Today marks International Women’s Day 2023, a globally-observed day of drawing attention to many of the issues women still unfortunately face. We cast our thoughts both on the ills of our far-too-often depraved society as well as the many achievements and milestones accomplished by women. I am here to write on birds, however, and I shall bat in my crease as the cricketers say.
As a commemoration of this day, however, I do wish to share snapshots of several recent encounters I’ve had with female birds over the last couple of weeks. Regular readers would know by now that I hardly ever go searching for birds – but some days ago I (finally) twitched a lone Eastern Wood-Pewee. It was the first record of this species in Trinidad & Tobago and looks almost identical to our regularly seen Tropical Pewee. After not even an hour in position, I noticed a flycatcher hunting about twenty metres away. My colleague played the dawn song of this species and after a couple minutes it responded with vocalisations of its own. I’m not one for using playback but for a situation such as this where the identification of the species is in question, judicious use is fine. The bird sang for a short while then fell silent, preening in the sunlight – albeit high in the canopy.
I didn’t intend on spending a lot of time birding that morning, as a method of insuring this I didn’t pack breakfast. Just as I was about to pack the car I heard a strange call from the foliage above my vehicle. I had never heard this sound before, but it was undoubtedly emanating from a bird somewhere! A few seconds of searching revealed a stunning yellowish bird – a beautiful Summer Tanager. Previously I had only seen this species twice, and both were males. The most recent of those sightings was a backyard twitch during strict lockdown in 2020.
On a boating trip to an island sanctuary on the east coast of Trinidad, we were treated to excellent views of three species of kingfisher. I’m thinking of repeating this trip specifically for kingfishers, in fact! While we saw both sexes of Green Kingfisher, it was the queen who posed most kindly for pictures.
While out with some close friends on an early morning mission to southern Trinidad, we enjoyed sightings of various forms of yellow-inspired birds. From Masked Yellowthroat and Yellow-chinned Spinetail to Yellow-hooded Blackbird and Yellow Oriole, we chuckled consistently at the preponderance of yellow in the marsh.

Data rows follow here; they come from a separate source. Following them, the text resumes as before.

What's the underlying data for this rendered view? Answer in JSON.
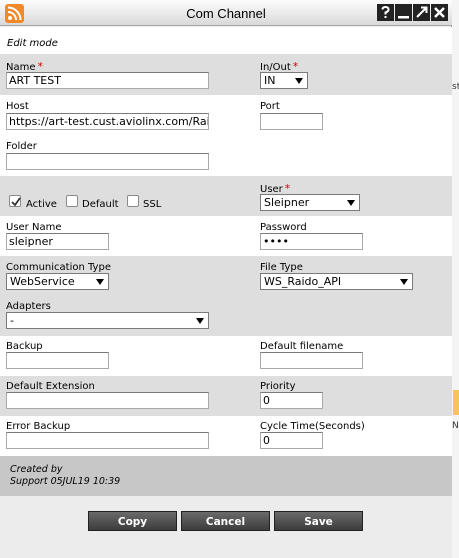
{
  "window": {
    "title": "Com Channel",
    "buttons": [
      "help",
      "minimize",
      "maximize",
      "close"
    ]
  },
  "backdrop": {
    "fragments": [
      "st",
      "No"
    ]
  },
  "form": {
    "mode_label": "Edit mode",
    "name": {
      "label": "Name",
      "value": "ART TEST",
      "required": true
    },
    "in_out": {
      "label": "In/Out",
      "value": "IN",
      "required": true
    },
    "host": {
      "label": "Host",
      "value": "https://art-test.cust.aviolinx.com/RaidoAp"
    },
    "port": {
      "label": "Port",
      "value": ""
    },
    "folder": {
      "label": "Folder",
      "value": ""
    },
    "active": {
      "label": "Active",
      "checked": true
    },
    "default": {
      "label": "Default",
      "checked": false
    },
    "ssl": {
      "label": "SSL",
      "checked": false
    },
    "user": {
      "label": "User",
      "value": "Sleipner",
      "required": true
    },
    "user_name": {
      "label": "User Name",
      "value": "sleipner"
    },
    "password": {
      "label": "Password",
      "value": "••••"
    },
    "communication_type": {
      "label": "Communication Type",
      "value": "WebService"
    },
    "file_type": {
      "label": "File Type",
      "value": "WS_Raido_API"
    },
    "adapters": {
      "label": "Adapters",
      "value": "-"
    },
    "backup": {
      "label": "Backup",
      "value": ""
    },
    "default_filename": {
      "label": "Default filename",
      "value": ""
    },
    "default_extension": {
      "label": "Default Extension",
      "value": ""
    },
    "priority": {
      "label": "Priority",
      "value": "0"
    },
    "error_backup": {
      "label": "Error Backup",
      "value": ""
    },
    "cycle_time": {
      "label": "Cycle Time(Seconds)",
      "value": "0"
    },
    "required_marker": "*"
  },
  "audit": {
    "created_by_label": "Created by",
    "created_by_value": "Support 05JUL19 10:39"
  },
  "footer": {
    "copy": "Copy",
    "cancel": "Cancel",
    "save": "Save"
  }
}
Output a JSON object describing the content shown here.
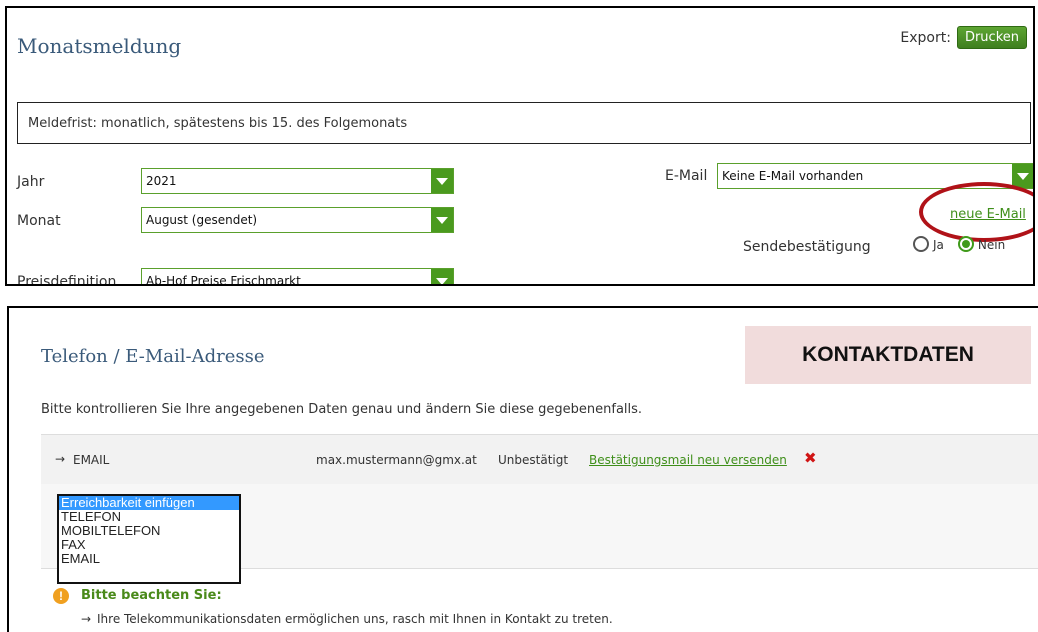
{
  "monthly": {
    "title": "Monatsmeldung",
    "export_label": "Export:",
    "print_button": "Drucken",
    "deadline_notice": "Meldefrist: monatlich, spätestens bis 15. des Folgemonats",
    "year_label": "Jahr",
    "year_value": "2021",
    "month_label": "Monat",
    "month_value": "August (gesendet)",
    "price_label": "Preisdefinition",
    "price_value": "Ab-Hof Preise Frischmarkt",
    "email_label": "E-Mail",
    "email_value": "Keine E-Mail vorhanden",
    "new_email_link": "neue E-Mail",
    "confirmation_label": "Sendebestätigung",
    "radio_yes": "Ja",
    "radio_no": "Nein",
    "radio_selected": "Nein",
    "highlight_color": "#b01218"
  },
  "contact": {
    "title": "Telefon / E-Mail-Adresse",
    "badge": "KONTAKTDATEN",
    "description": "Bitte kontrollieren Sie Ihre angegebenen Daten genau und ändern Sie diese gegebenenfalls.",
    "row": {
      "arrow": "→",
      "type": "EMAIL",
      "address": "max.mustermann@gmx.at",
      "status": "Unbestätigt",
      "resend_link": "Bestätigungsmail neu versenden",
      "delete_icon": "✖"
    },
    "dropdown_options": [
      "Erreichbarkeit einfügen",
      "TELEFON",
      "MOBILTELEFON",
      "FAX",
      "EMAIL"
    ],
    "dropdown_selected": "Erreichbarkeit einfügen",
    "note_icon": "!",
    "note_title": "Bitte beachten Sie:",
    "note_arrow": "→",
    "note_text": "Ihre Telekommunikationsdaten ermöglichen uns, rasch mit Ihnen in Kontakt zu treten."
  },
  "colors": {
    "accent_green": "#4a9a1e",
    "badge_bg": "#f1dcdc",
    "title_blue": "#3a5a7a",
    "delete_red": "#d01515",
    "selection_blue": "#3399ff"
  }
}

The laughter paused while we tried to keep our lenses on a Yellow Warbler, though.
The solid, chalky yellow of a female Yellow Warbler distinguishes her from the boldly streaked male. There are differences in behaviour as well, but both are notoriously restless.
Also in the mix (and in strong opposition to the theme) were several Red-breasted Meadowlarks. Females lack the strong black and red plumage of the male but are considerably more ornate and in my opinion, more interesting to look at.

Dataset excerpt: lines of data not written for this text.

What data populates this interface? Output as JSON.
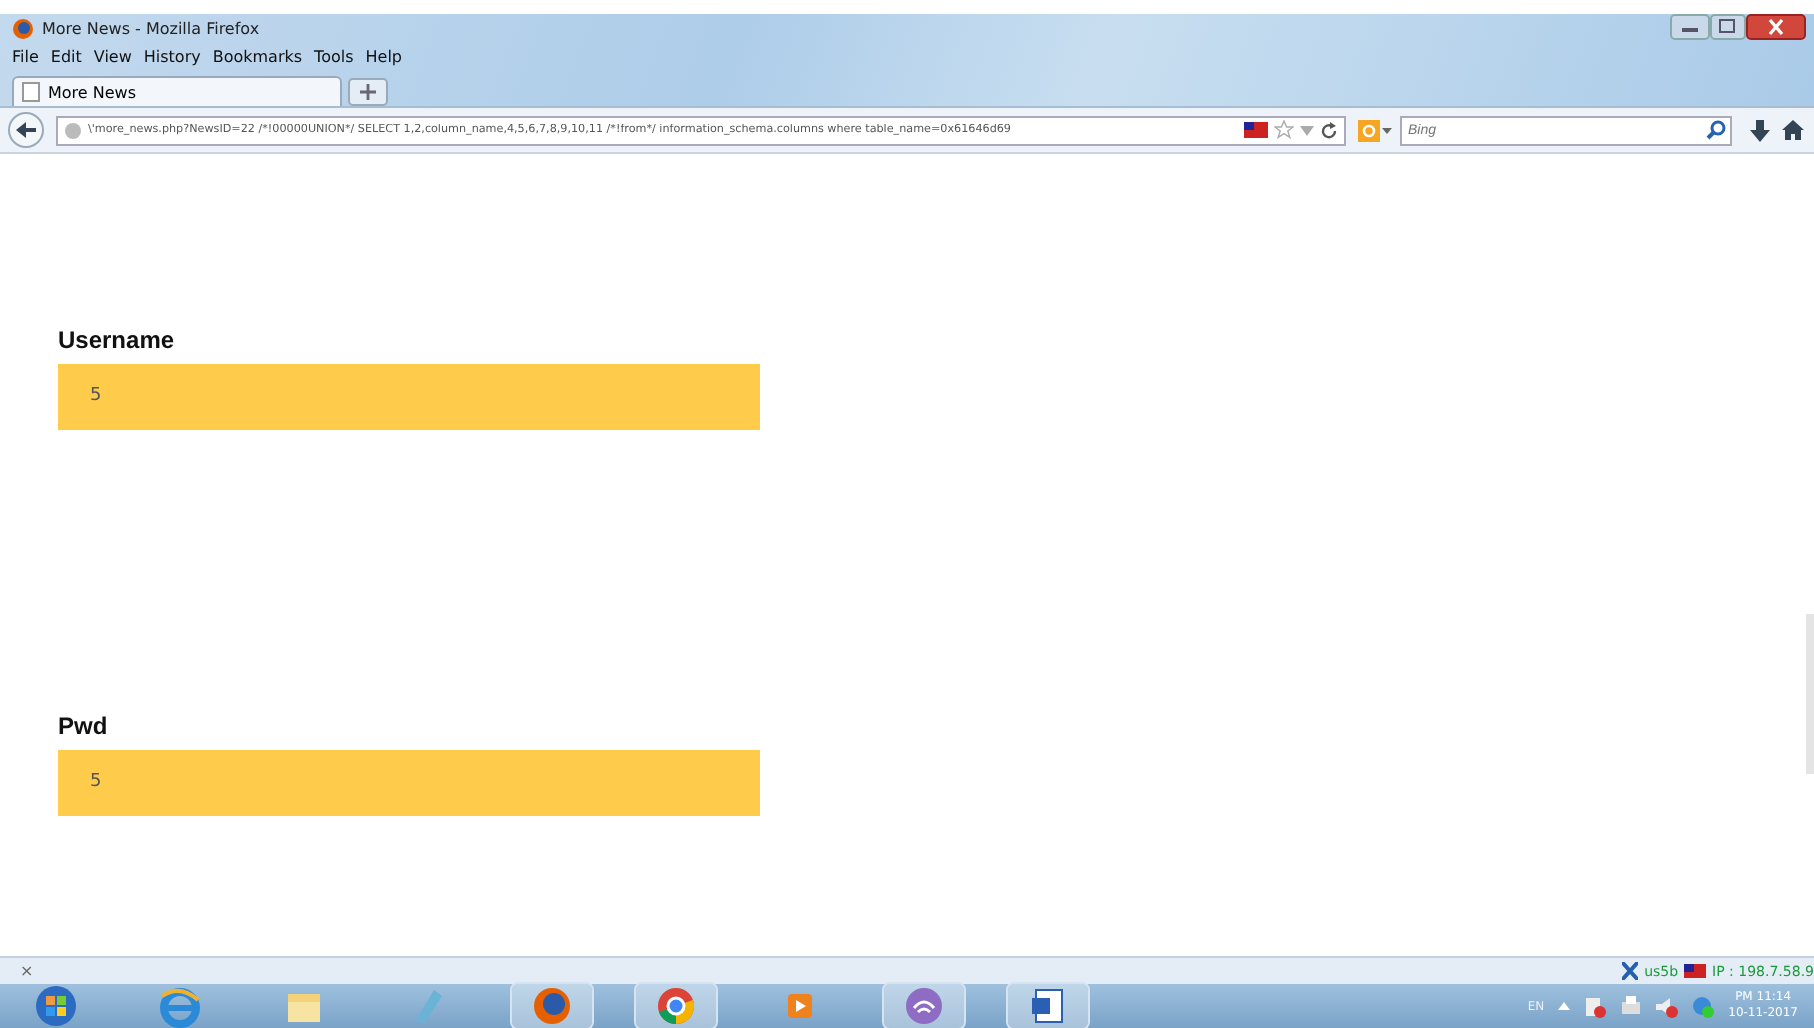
{
  "window": {
    "title": "More News - Mozilla Firefox"
  },
  "menu": [
    "File",
    "Edit",
    "View",
    "History",
    "Bookmarks",
    "Tools",
    "Help"
  ],
  "tabs": [
    {
      "label": "More News",
      "selected": true
    }
  ],
  "address_bar": {
    "value": "\\'more_news.php?NewsID=22 /*!00000UNION*/ SELECT 1,2,column_name,4,5,6,7,8,9,10,11 /*!from*/ information_schema.columns where table_name=0x61646d69"
  },
  "search": {
    "placeholder": "Bing"
  },
  "fields": [
    {
      "label": "Username",
      "value": "5"
    },
    {
      "label": "Pwd",
      "value": "5"
    }
  ],
  "status_bar": {
    "close": "×",
    "proxy": "us5b",
    "ip": "IP : 198.7.58.9"
  },
  "taskbar": {
    "apps": [
      {
        "kind": "start",
        "active": false
      },
      {
        "kind": "ie",
        "active": false
      },
      {
        "kind": "folder",
        "active": false
      },
      {
        "kind": "notes",
        "active": false
      },
      {
        "kind": "firefox",
        "active": true
      },
      {
        "kind": "chrome",
        "active": true
      },
      {
        "kind": "media",
        "active": false
      },
      {
        "kind": "torrent",
        "active": true
      },
      {
        "kind": "doc",
        "active": true
      }
    ],
    "language": "EN",
    "time": "PM 11:14",
    "date": "10-11-2017"
  }
}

Some days ago, I was supposed to guide a couple persons within a local park. Taking the opportunity to get some birding in at the crack of dawn, I was treated to a flurry of activity at a fruiting ficus tree. It was almost sensory overload! The calls of a couple Rufous-tailed Jacamars eventually prised me away from that tree, and although they were hidden within a thicket, I knew they were very close. Patience always pays, and soon enough both birds flew out to a small, denuded tree. I watched as the male flew in circles above the female, she kept her eyes on him the entire time. She seemed flattered and suitably wooed from my unqualified perspective!
What do you think? She’s fanning her tail and calling back to him as he performs just out of frame.
A short walk away from this spot yielded this amazing view of a female Silver-beaked Tanager feeding in the open.
Perhaps one of the most sought after birds in Trinidad is the extravagant Tufted Coquette. Folks sometimes trample each other for a view of the male – to the point where some specially request that an announcement of this species’ presence must be accompanied by a qualifier of whether the bird spotted is male or female! However, the demure beauty of the female cannot be denied. There’s something about her tiny round head set on that minuscule body, with gossamer wings and a tail that continually bobs up and down that makes her into just as much of a myth and legend as her male counterpart. While waiting for breakfast at a lodge in the forested hills of Trinidad’s Northern Range, I spent most of that time with this particular bird. Many times, she came too close for me to focus and I was forced to set my camera down.
Within ornithology and birding we are still tasked with restoring the balance, and we must continue to endeavour toward a space where all are appreciated, and all are loved equally and thoroughly.